14.01.2009

La CFTC rejette l'accord UNEDIC .

Assurance chômage . La CFDT se retrouve seule à défendre un accord qui, selon l’organisme, ne ferait entrer que 70 000 précaires dans le régime.

L’étau se resserre autour de la CFDT, sur le front de l’assurance chômage. Alors que la centrale de François Chérèque a décidé la semaine dernière de signer l’accord UNEDIC négocié à la veille de Noël, tout en souhaitant « ne pas signer seule », la CFTC s’est finalement désolidarisée. À l’unanimité, le bureau confédéral de la petite centrale chrétienne, qui calque d’habitude ses positions sur la « grande soeur » CFDT, a décidé de ne pas parapher la convention proposée par le patronat. Il s’agit d’un tournant puisque c’est la première fois, depuis la création du régime d’assurance chômage, en 1958, que la CFTC rejette un accord UNEDIC.

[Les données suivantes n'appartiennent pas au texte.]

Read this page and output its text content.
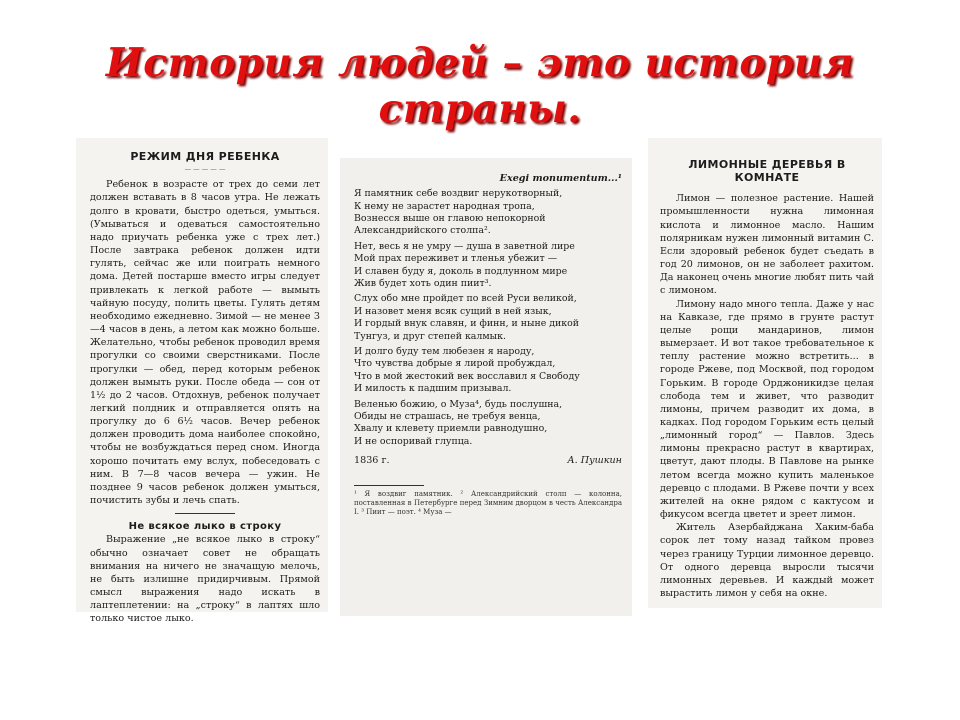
История людей – это история страны.

РЕЖИМ ДНЯ РЕБЕНКА

— — — — —

Ребенок в возрасте от трех до семи лет должен вставать в 8 часов утра. Не лежать долго в кровати, быстро одеться, умыться. (Умываться и одеваться самостоятельно надо приучать ребенка уже с трех лет.) После завтрака ребенок должен идти гулять, сейчас же или поиграть немного дома. Детей постарше вместо игры следует привлекать к легкой работе — вымыть чайную посуду, полить цветы. Гулять детям необходимо ежедневно. Зимой — не менее 3—4 часов в день, а летом как можно больше. Желательно, чтобы ребенок проводил время прогулки со своими сверстниками. После прогулки — обед, перед которым ребенок должен вымыть руки. После обеда — сон от 1½ до 2 часов. Отдохнув, ребенок получает легкий полдник и отправляется опять на прогулку до 6 6½ часов. Вечер ребенок должен проводить дома наиболее спокойно, чтобы не возбуждаться перед сном. Иногда хорошо почитать ему вслух, побеседовать с ним. В 7—8 часов вечера — ужин. Не позднее 9 часов ребенок должен умыться, почистить зубы и лечь спать.

Не всякое лыко в строку

Выражение „не всякое лыко в строку“ обычно означает совет не обращать внимания на ничего не значащую мелочь, не быть излишне придирчивым. Прямой смысл выражения надо искать в лаптеплетении: на „строку“ в лаптях шло только чистое лыко.

Exegi monumentum...¹

Я памятник себе воздвиг нерукотворный,

К нему не зарастет народная тропа,

Вознесся выше он главою непокорной

Александрийского столпа².

Нет, весь я не умру — душа в заветной лире

Мой прах переживет и тленья убежит —

И славен буду я, доколь в подлунном мире

Жив будет хоть один пиит³.

Слух обо мне пройдет по всей Руси великой,

И назовет меня всяк сущий в ней язык,

И гордый внук славян, и финн, и ныне дикой

Тунгуз, и друг степей калмык.

И долго буду тем любезен я народу,

Что чувства добрые я лирой пробуждал,

Что в мой жестокий век восславил я Свободу

И милость к падшим призывал.

Веленью божию, о Муза⁴, будь послушна,

Обиды не страшась, не требуя венца,

Хвалу и клевету приемли равнодушно,

И не оспоривай глупца.

1836 г.	А. Пушкин

¹ Я воздвиг памятник. ² Александрийский столп — колонна, поставленная в Петербурге перед Зимним дворцом в честь Александра I. ³ Пиит — поэт. ⁴ Муза —

ЛИМОННЫЕ ДЕРЕВЬЯ В КОМНАТЕ

Лимон — полезное растение. Нашей промышленности нужна лимонная кислота и лимонное масло. Нашим полярникам нужен лимонный витамин С. Если здоровый ребенок будет съедать в год 20 лимонов, он не заболеет рахитом. Да наконец очень многие любят пить чай с лимоном.

Лимону надо много тепла. Даже у нас на Кавказе, где прямо в грунте растут целые рощи мандаринов, лимон вымерзает. И вот такое требовательное к теплу растение можно встретить... в городе Ржеве, под Москвой, под городом Горьким. В городе Орджоникидзе целая слобода тем и живет, что разводит лимоны, причем разводит их дома, в кадках. Под городом Горьким есть целый „лимонный город“ — Павлов. Здесь лимоны прекрасно растут в квартирах, цветут, дают плоды. В Павлове на рынке летом всегда можно купить маленькое деревцо с плодами. В Ржеве почти у всех жителей на окне рядом с кактусом и фикусом всегда цветет и зреет лимон.

Житель Азербайджана Хаким-баба сорок лет тому назад тайком провез через границу Турции лимонное деревцо. От одного деревца выросли тысячи лимонных деревьев. И каждый может вырастить лимон у себя на окне.
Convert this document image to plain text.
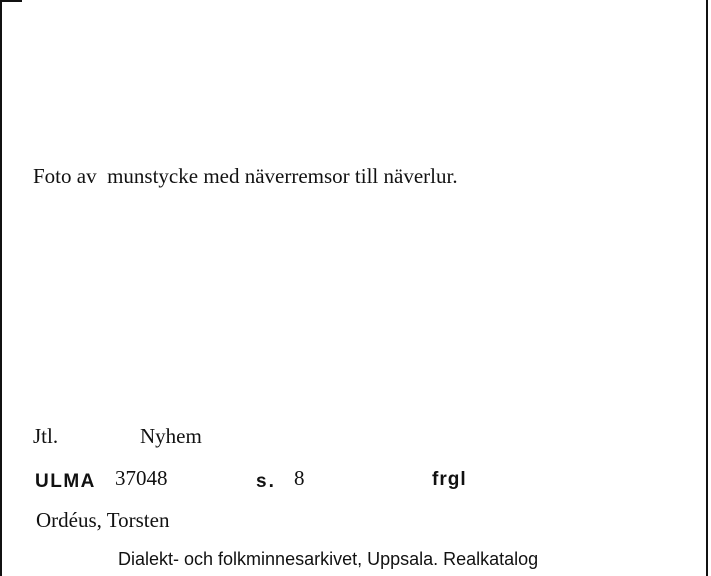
Foto av  munstycke med näverremsor till näverlur.
Jtl.	Nyhem
ULMA 37048	s. 8	frgl
Ordéus, Torsten
Dialekt- och folkminnesarkivet, Uppsala. Realkatalog
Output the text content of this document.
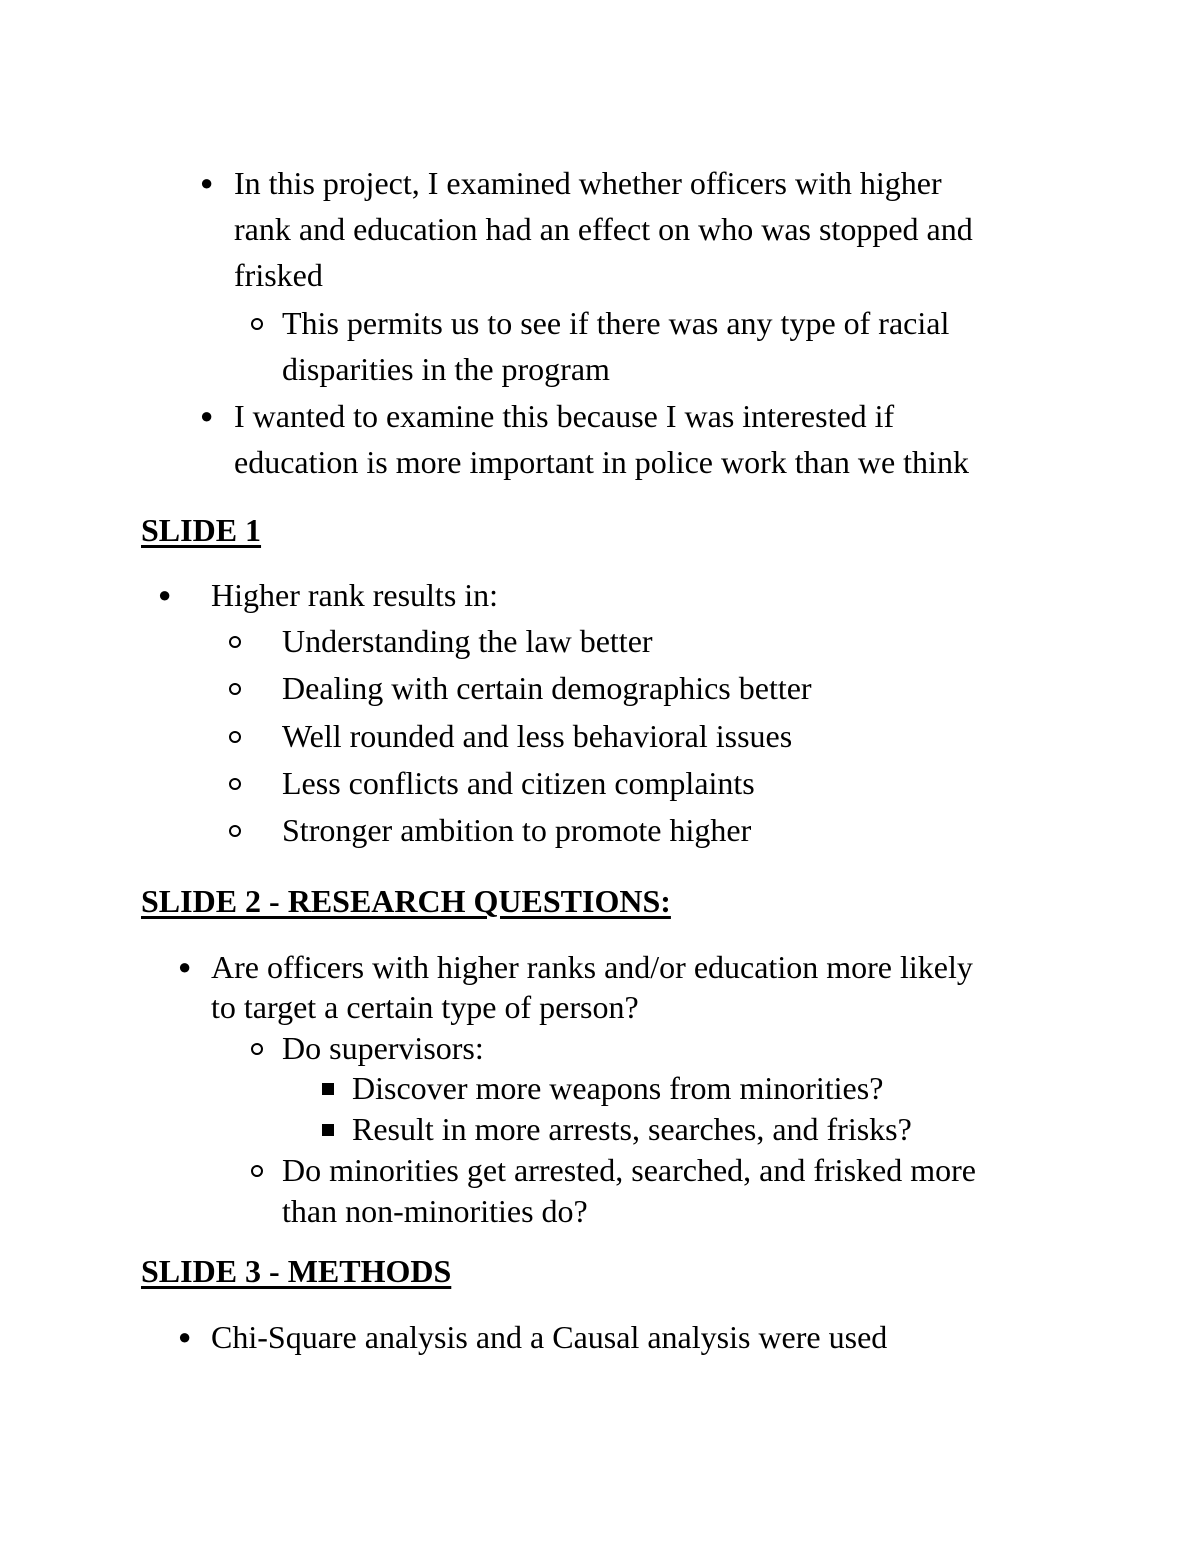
● In this project, I examined whether officers with higher
rank and education had an effect on who was stopped and
frisked
This permits us to see if there was any type of racial
disparities in the program
● I wanted to examine this because I was interested if
education is more important in police work than we think
SLIDE 1
● Higher rank results in:
Understanding the law better
Dealing with certain demographics better
Well rounded and less behavioral issues
Less conflicts and citizen complaints
Stronger ambition to promote higher
SLIDE 2 - RESEARCH QUESTIONS:
● Are officers with higher ranks and/or education more likely
to target a certain type of person?
Do supervisors:
Discover more weapons from minorities?
Result in more arrests, searches, and frisks?
Do minorities get arrested, searched, and frisked more
than non-minorities do?
SLIDE 3 - METHODS
● Chi-Square analysis and a Causal analysis were used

Alors que la décision de la CFE-CGC est toujours attendue pour le 20 janvier, la CFTC a ainsi rejoint le camp de la CGT et de Force ouvrière, non-signataires, mais sur la base d’une argumentation moins offensive. Pour justifier leur rejet du texte, CGT et FO ont en effet insisté sur leur opposition à la baisse des cotisations dès juillet prochain, mais aussi sur le fait que les améliorations apportées à la couverture chômage des précaires, volontairement gonflées par la CFDT, étaient largement compensées par des baisses de durées d’indemnisation pour d’autres catégories de chômeurs. Soucieuse de ménager la CFDT, la CFTC a soigneusement évité ce sujet. Elle se contente de critiquer le caractère automatique de la baisse des cotisations et de déplorer une amélioration « insuffisante » de la couverture chômage, « pas à la hauteur de la crise ». Elle renvoie la balle au gouvernement, à qui elle demande d’exiger une renégociation de l’accord. Hypothèse désormais envisageable puisque Laurent Wauquiez, secrétaire d’État à l’emploi, a déclaré la semaine dernière que le gouvernement se prononcerait en fonction de la CFTC et de la CGC, souhaitant le plus grand nombre de signatures possible.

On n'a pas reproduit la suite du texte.